Let's think about the end-to-end flow of sampling and reconstruction. Note that shares being out of order is not the only case where you cannot recompute a row or column root; this would also be the case if any reconstructed shares do not match the row or column root. We can conceptually treat an out-of-order share as the same as a recomputed share that does not match the row or column root.

Firstly, it should not be possible to sample a share that has any sibling nodes that are out of order, because the proof NMT verification will fail when it tries to reconstruct the root (due to a mismatch when calculating min and max nid).
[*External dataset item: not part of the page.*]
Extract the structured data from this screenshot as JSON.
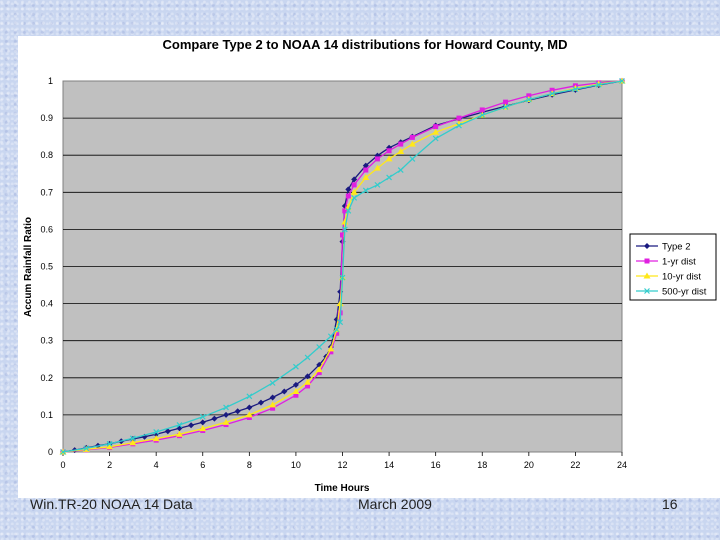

Next, we should consider this rule:

Basically, I believe the rule for choosing what proof should be used for a BEFP share should be:

  1. If a share is inside a fully and validly reconstructed row or column, then you can generate an inclusion proof from that row or column.

  2. Otherwise, you need to use Merkle inclusion proofs that the full node received from other nodes via sampling. Example: consider a square where all erasure coding quadrants (quadrants 2, 3, 4) contain garbage data that does not match the actual row or column roots.

From the above, it doesn't seem to me like we need to create inclusion proofs ourselves in rows/cols with shares out of order, due to (2). Does that seem right @adlerjohn @evan-forbes?

adlerjohn commented 1 year ago

it should not be possible to sample a share that has any sibling nodes that are out of order, because the proof NMT verification will fail when it tries to reconstruct the root

I'm thinking it might be possible if an attacker modifies the NMT code to simply process out-of-order leaves, and the Merkle proof is for a leaf whose neighbor isn't out of order. But this is fine because the case will be caught when the full row/col is reconstructed anyways.

it doesn't seem to me like we need to create inclusion proofs ourselves in rows/cols with shares out of order, due to (2).

That's correct, yes.

musalbas commented 1 year ago

I'm thinking it might be possible if an attacker modifies the NMT code to simply process out-of-order leaves, and the Merkle proof is for a leaf whose neighbor isn't out of order. But this is fine because the case will be caught when the full row/col is reconstructed anyways.

Exactly.